Mineralogy, Geochemistry, and Genesis of Kaolinitic Claystone Deposits in the Datong Coalfield, Northern China

Gray-black kaolinitic claystones of industrial value are abundant in Upper Carboniferous–Lower Permian coal-bearing strata of the Datong Coalfield of northern China. The main types are tonsteins and cryptocrystalline kaolinitic claystones, distinguished by the thinness and greater crystallinity of kaolinite in the former and by the presence of detrital illite and authigenic pyrite in the latter. In order to determine the formation history of these two types of kaolinitic claystone, the petrological, mineralogical, and geochemical characteristics of borehole samples from the Upper Carboniferous Taiyuan Formation which comprises siliciclastics and coal seams deposited in a coastal environment, were analyzed. In addition to kaolinite, the claystones contain subordinate illite, quartz, pyrite, anatase, feldspar, siderite, and calcite. The tonsteins and cryptocrystalline kaolinitic claystones have different sources, as shown by petrographic data, elemental ratios, and chondrite-normalized rare earth element (REE) patterns. The volcanic origin of the tonsteins is revealed by an abundance of volcanic quartz and vitric fragments as well as Al2O3/TiO2, Zr/Hf, and Nb/Ta ratios consistent with a felsic igneous source.

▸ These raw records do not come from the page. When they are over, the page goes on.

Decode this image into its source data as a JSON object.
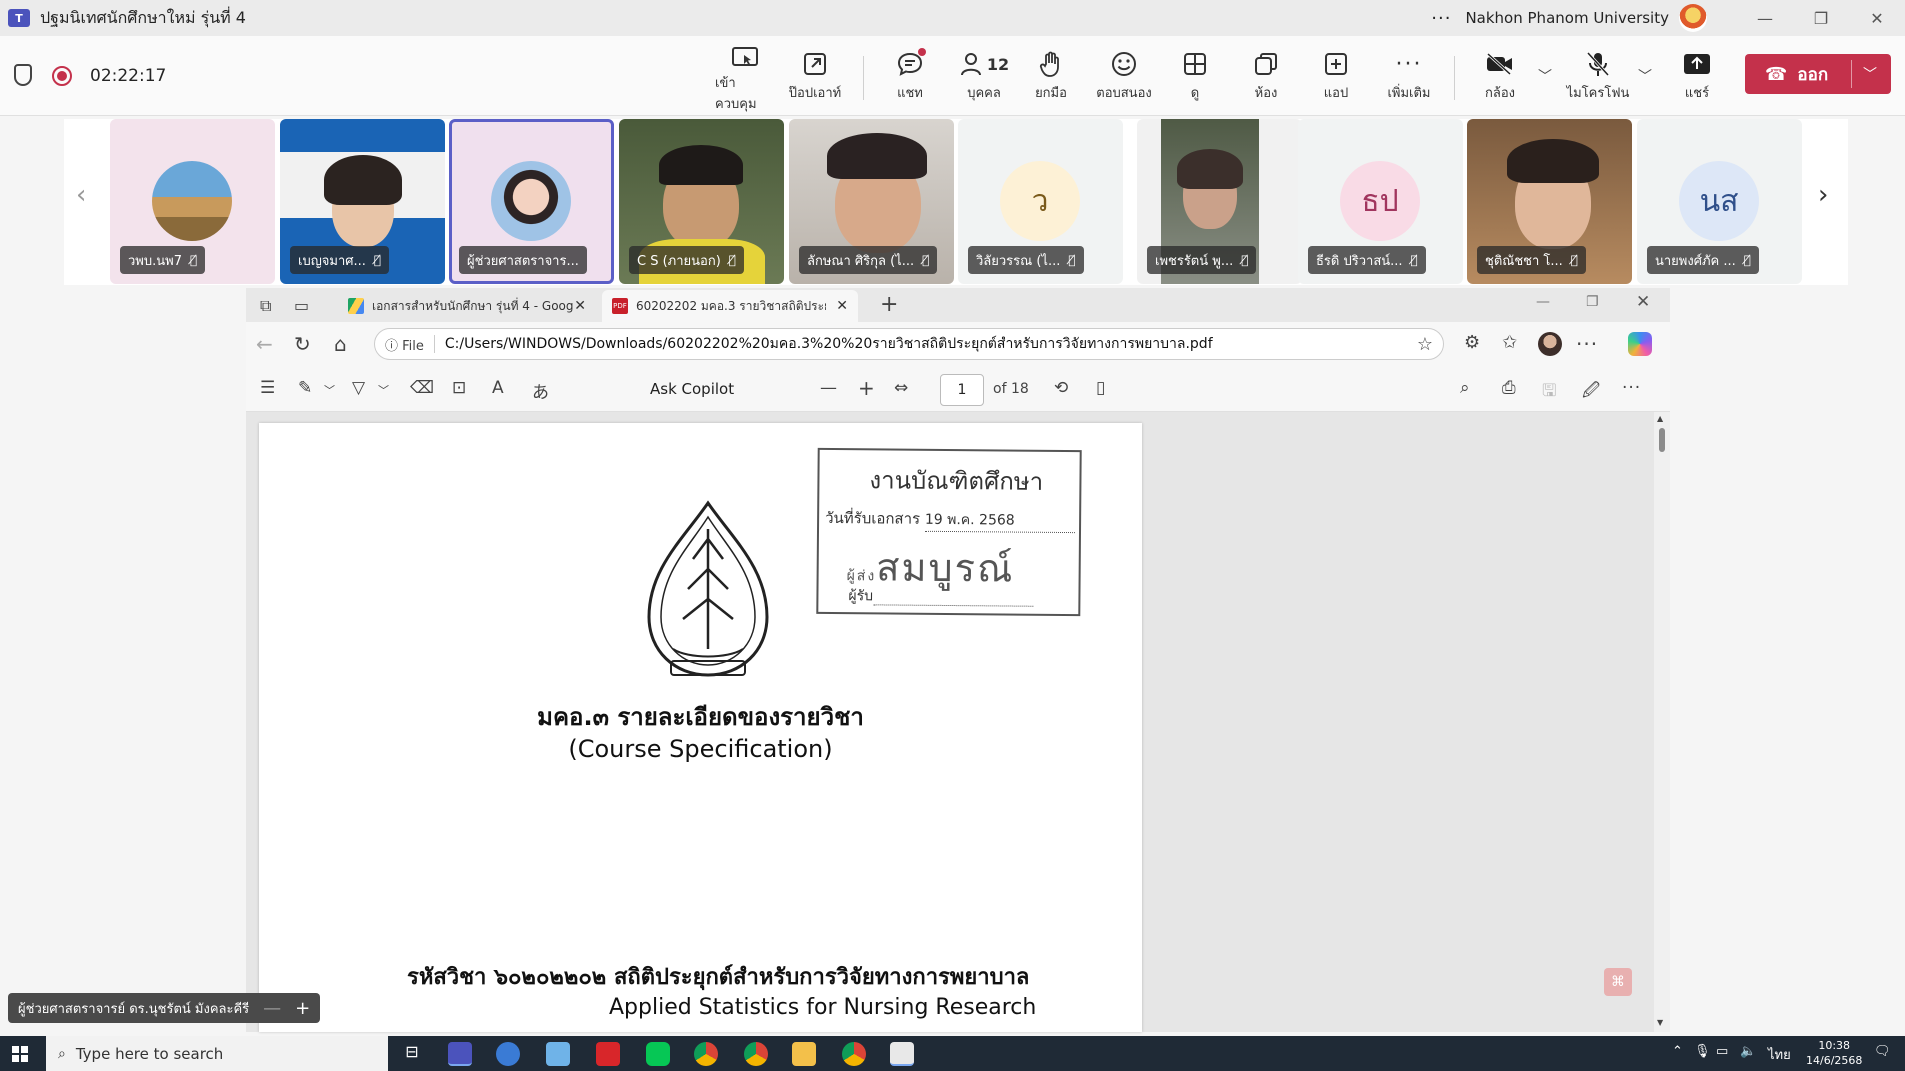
{
  "window": {
    "app_logo": "T",
    "title": "ปฐมนิเทศนักศึกษาใหม่ รุ่นที่ 4",
    "org": "Nakhon Phanom University",
    "more": "···",
    "minimize": "—",
    "maximize": "❐",
    "close": "✕"
  },
  "meeting": {
    "timer": "02:22:17",
    "controls": [
      {
        "label": "เข้าควบคุม",
        "icon": "take-control-icon"
      },
      {
        "label": "ป๊อปเอาท์",
        "icon": "pop-out-icon"
      },
      {
        "label": "แชท",
        "icon": "chat-icon"
      },
      {
        "label": "บุคคล",
        "icon": "people-icon",
        "count": "12"
      },
      {
        "label": "ยกมือ",
        "icon": "raise-hand-icon"
      },
      {
        "label": "ตอบสนอง",
        "icon": "react-icon"
      },
      {
        "label": "ดู",
        "icon": "view-icon"
      },
      {
        "label": "ห้อง",
        "icon": "rooms-icon"
      },
      {
        "label": "แอป",
        "icon": "apps-icon"
      },
      {
        "label": "เพิ่มเติม",
        "icon": "more-icon"
      },
      {
        "label": "กล้อง",
        "icon": "camera-off-icon"
      },
      {
        "label": "ไมโครโฟน",
        "icon": "mic-off-icon"
      },
      {
        "label": "แชร์",
        "icon": "share-icon"
      }
    ],
    "leave_label": "ออก"
  },
  "participants": [
    {
      "name": "วพบ.นพ7",
      "type": "photo"
    },
    {
      "name": "เบญจมาศ...",
      "type": "video"
    },
    {
      "name": "ผู้ช่วยศาสตราจาร...",
      "type": "photo"
    },
    {
      "name": "C S (ภายนอก)",
      "type": "video"
    },
    {
      "name": "ลักษณา ศิริกุล (ไ...",
      "type": "video"
    },
    {
      "name": "วิลัยวรรณ (ไ...",
      "type": "initials",
      "initials": "ว",
      "bg": "#fdf1d6",
      "fg": "#7a5a1a"
    },
    {
      "name": "เพชรรัตน์ พู...",
      "type": "video"
    },
    {
      "name": "ธีรดิ ปริวาสน์...",
      "type": "initials",
      "initials": "ธป",
      "bg": "#f9dbe6",
      "fg": "#a1355e"
    },
    {
      "name": "ชุติณัชชา โ...",
      "type": "video"
    },
    {
      "name": "นายพงศ์ภัค ...",
      "type": "initials",
      "initials": "นส",
      "bg": "#dde7f7",
      "fg": "#2f4f8a"
    }
  ],
  "browser": {
    "tabs": [
      {
        "title": "เอกสารสำหรับนักศึกษา รุ่นที่ 4 - Goog"
      },
      {
        "title": "60202202 มคอ.3 รายวิชาสถิติประยุกต์ส"
      }
    ],
    "new_tab": "+",
    "file_label": "ⓘ File",
    "url": "C:/Users/WINDOWS/Downloads/60202202%20มคอ.3%20%20รายวิชาสถิติประยุกต์สำหรับการวิจัยทางการพยาบาล.pdf"
  },
  "pdf_toolbar": {
    "ask_copilot": "Ask Copilot",
    "page_value": "1",
    "page_of": "of 18"
  },
  "document": {
    "stamp_title": "งานบัณฑิตศึกษา",
    "stamp_date_label": "วันที่รับเอกสาร",
    "stamp_date": "19 พ.ค. 2568",
    "stamp_sender_label": "ผู้ส่ง",
    "stamp_sender": "สมบูรณ์",
    "stamp_receiver_label": "ผู้รับ",
    "title_th": "มคอ.๓ รายละเอียดของรายวิชา",
    "title_en": "(Course Specification)",
    "course_line": "รหัสวิชา ๖๐๒๐๒๒๐๒  สถิติประยุกต์สำหรับการวิจัยทางการพยาบาล",
    "course_en": "Applied Statistics for Nursing Research"
  },
  "presenter": {
    "name": "ผู้ช่วยศาสตราจารย์ ดร.นุชรัตน์ มังคละคีรี"
  },
  "taskbar": {
    "search_placeholder": "Type here to search",
    "lang": "ไทย",
    "time": "10:38",
    "date": "14/6/2568"
  }
}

Their REE fraction was derived from feldspars or micas of the parent rocks, and the fraction decreased with alteration of these minerals to kaolinite. The sedimentary origin of the cryptocrystalline kaolinitic claystones is revealed by an abundance of detrital quartz and illite grains derived from either granite or sedimentary upper crust, and by the total REE contents (ΣREE) and (La/Yb)N values which are consistent with granitic material. Their depositional environment was in a transitional (coastal) setting (as shown by intermediate Sr/Ba ratios) hosting an open acidic hydrologic system (as shown by high chemical index of alteration (CIA) values indicative of intensive chemical weathering) that was suboxic to anoxic (as shown by high U/Th ratios and trace-metal enrichment factors). The present chemistry of these claystones was thus controlled by a combination of parent rock type and diagenetic alteration.